Re: [css3-speech] voice-volume from Daniel Weck on 2011-05-11 (www-style@w3.org from May 2011)

From: Daniel Weck <daniel.weck@gmail.com>
Date: Wed, 11 May 2011 17:27:00 +0100
To: Mikko Rantalainen <mikko.rantalainen@peda.net>, "www-style@w3.org mailing list" <www-style@w3.org>
Message-Id: <A937A98C-821F-46FE-B66D-58BA2F46CB23@gmail.com>

Wait, my statement applies to SSML 1.0, not SSML 1.1 (where volume  
control was improved, with full support for dB values). The SSML v1.0  
reference is auto-generated in the CSS Speech editor's draft, I must  
figure-out how to update it :)

http://www.w3.org/TR/speech-synthesis11/#edef_prosody



On 11 May 2011, at 15:57, Daniel Weck wrote:

>
> On 11 May 2011, at 13:30, Mikko Rantalainen wrote:
>> Volume is usually referred by dB and the dB scale is not
>> linear but logarithmic.

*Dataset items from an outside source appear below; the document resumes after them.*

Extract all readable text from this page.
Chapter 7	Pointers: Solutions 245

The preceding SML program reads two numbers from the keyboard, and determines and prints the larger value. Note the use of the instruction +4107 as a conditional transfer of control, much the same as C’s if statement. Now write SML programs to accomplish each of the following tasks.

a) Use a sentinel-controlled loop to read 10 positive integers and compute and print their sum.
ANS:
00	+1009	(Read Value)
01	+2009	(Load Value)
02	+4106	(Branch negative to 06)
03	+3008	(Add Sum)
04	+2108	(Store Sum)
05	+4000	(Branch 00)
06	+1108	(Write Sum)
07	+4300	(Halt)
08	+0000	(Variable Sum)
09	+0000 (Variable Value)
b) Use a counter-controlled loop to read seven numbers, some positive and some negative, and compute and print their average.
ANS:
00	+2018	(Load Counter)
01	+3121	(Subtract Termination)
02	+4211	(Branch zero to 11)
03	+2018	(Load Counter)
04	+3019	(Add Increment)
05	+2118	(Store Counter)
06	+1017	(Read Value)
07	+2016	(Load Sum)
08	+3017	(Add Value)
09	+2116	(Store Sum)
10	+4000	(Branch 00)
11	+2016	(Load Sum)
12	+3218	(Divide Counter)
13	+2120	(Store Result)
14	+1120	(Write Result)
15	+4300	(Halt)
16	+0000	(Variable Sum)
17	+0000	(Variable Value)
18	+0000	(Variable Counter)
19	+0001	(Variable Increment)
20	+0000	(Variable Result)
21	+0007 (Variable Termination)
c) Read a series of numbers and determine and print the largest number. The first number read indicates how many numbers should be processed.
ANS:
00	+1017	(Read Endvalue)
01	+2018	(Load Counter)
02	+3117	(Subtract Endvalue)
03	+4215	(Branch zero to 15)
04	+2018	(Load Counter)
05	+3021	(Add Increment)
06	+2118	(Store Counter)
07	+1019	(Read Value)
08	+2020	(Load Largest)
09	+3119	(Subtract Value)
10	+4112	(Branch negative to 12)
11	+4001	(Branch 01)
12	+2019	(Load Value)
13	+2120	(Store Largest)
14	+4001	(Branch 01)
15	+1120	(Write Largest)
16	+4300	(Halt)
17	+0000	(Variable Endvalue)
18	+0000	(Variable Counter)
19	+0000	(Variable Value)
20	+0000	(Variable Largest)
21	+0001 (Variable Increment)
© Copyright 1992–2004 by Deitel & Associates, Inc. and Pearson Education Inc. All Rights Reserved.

I'd expect "linear" to represent the power  
>> and
>> as such, I'd need to double the number to get a few dB increase in
>> volume level.
>
> Sure, wave amplitude is not linearly proportional to the perceived  
> loudness of a sound, but we're trying to maintain some compatibility  
> with SSML 1.0 where "The volume scale is linear amplitude".
>
> I agree that this is not ideal, because the low amplitude volume  
> levels are difficult to adjust based on a linear scale (sudden  
> "jump" in perceived loudness between 1 and 2, actually comparable  
> with the gap between 50 and 100 => low dynamic range).
>
> A logarithmic scale based on [0,100] would not make sense anyway, we  
> would need a new scale (e.g. [-90 +10], with audible 3db "steps").  
> Perhaps we could "fake" the logarithmic curve by describing how  
> [0,100] is mapped to a range of decibels values (i.e. 50 would  
> effectively mean 50% down the dB scale, half the perceived  
> loudness), but I am not sure this best serves the interest of  
> authors (it probably adds more confusion, actually). For the sake of  
> argument: in order to maintain compatibility with SSML, we would  
> also need to introduce yet another keyword in the CSS property  
> definition. So eventually we would have:
>
> - no keyword (discontinuous, monotonically non-decreasing mapping  
> with user-configured values <minimum audible>, <preferred>, <maximum  
> tolerable>, and 2 arbitrary values in between)
>
> - linear (raw wave amplitude, no mapping to perceivable sound =>  
> works fine, but not terribly useful in practice, and the accuracy of  
> low volume adjustments is compromised)
>
> - logarithmic (based on decibels => maps to perceived loudness,  
> "slider" control from <minimum> to <maximum> provides gradual and  
> accurate control)
>
> Knowing that simple arithmetics (e.g. dB-value = 20*log10(linear- 
> amplitude)) can be used to switch between the scales, I wonder if  
> all this is worth the hassle. Most authors won't know much about  
> numerical values anyway (let alone decibels), they are more likely  
> to use the user-configured levels (enumerated keywords from x-slow  
> to x-loud).
>
> Thoughts?
>
>> I'd prefer one of the following over "linear":
>>
>> - absolute
>> - direct
>> - override
>> - uncorrected
>> - raw
>> - accurate (?)
>> - through (?)
>> - force (?)
>> - manual (?)
>
>
> Thanks :)
> Dan

Daniel Weck
daniel.weck@gmail.com

Received on Wednesday, 11 May 2011 16:27:30 UTC